Ama film yürümüyordu…

Filmin sonunu, verilen emeğe saygımdan getirdim…

Ama bunu nasıl başardığımı bir de bana sorun…

Hikâye çok sıradandı…

Çekimler günümüz sinemacılığı için çok zayıftı…

Kamera değil de sanki Ipad kullanılmıştı film çekilirken…

Ama…

Bilhassa  Ercan Kesal çok iyi oynuyordu…

Halen çeşitli şehirlerimizde Yavuz öğetmenin benzeri yüzlerce müzisyenin veya “müzisyen” olma iddiasıyla ekmek parasını çıkarmaya çalışan yurttaşımızın aynı çileleri çektiğini en iyi blenlerdenim…

Ayça Damgacı rolüne “cuk” oturmuş bir “sahne emekçisi” idi…

Tansu Biçer…

Nasıl da güzel oynuyordu bir taşra şehri delikanlısını…

Ama dedim ya…

Oyuncular ve yönetmenin (Fazıl Coşkun) iyi niyet ve samimiyetleri filmi kurtarmaya yetmiyordu…

Şimdi geleyin hayatımda izlediğim en “Berbat” filme…

Hangi film mi?..

Söyleyeyim...

Medya ittirmesiyle izlenmesi sağlanmaya çalışılan;  
“Pek Yakında”…

Evet…

Berbattı…

Çünkü…

Aynı senarist (Cem Yılmaz) daha önce gerçekten çok güzel senaryolar yazmıştı…

Çünkü…

Aynı yönetmen ( Cem ısrarla “Rejisör” diyor… Der der; kime ne?) daha önce çok güzel filmler çekti…

Çünkü…

Aynı kadro daha önce mükemmel karakterler yaratmışlardı…
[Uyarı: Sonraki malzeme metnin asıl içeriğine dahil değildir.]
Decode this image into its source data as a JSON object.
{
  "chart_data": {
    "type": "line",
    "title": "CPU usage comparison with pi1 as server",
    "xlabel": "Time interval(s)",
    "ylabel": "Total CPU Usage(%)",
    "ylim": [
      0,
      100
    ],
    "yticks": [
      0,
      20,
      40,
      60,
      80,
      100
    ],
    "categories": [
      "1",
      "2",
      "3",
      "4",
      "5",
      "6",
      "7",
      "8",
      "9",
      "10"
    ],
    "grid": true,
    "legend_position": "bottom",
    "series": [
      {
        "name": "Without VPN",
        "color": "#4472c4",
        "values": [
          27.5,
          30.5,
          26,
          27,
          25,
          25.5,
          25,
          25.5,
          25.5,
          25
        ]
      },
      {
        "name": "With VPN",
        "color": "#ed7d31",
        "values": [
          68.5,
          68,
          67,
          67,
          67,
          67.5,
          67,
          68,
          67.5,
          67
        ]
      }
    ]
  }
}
En azından ellerinden gelenin en iyisini yapmak için olağanüstü çaba harcamışlardı…

Ama…

Bu defa hem senaryo, hem çekim, hem yönetim ve hem de canladırmalar (Evet evet “canlandırmalar”… Flash TV’nin ünlü reality showları gibiydi) berbattı…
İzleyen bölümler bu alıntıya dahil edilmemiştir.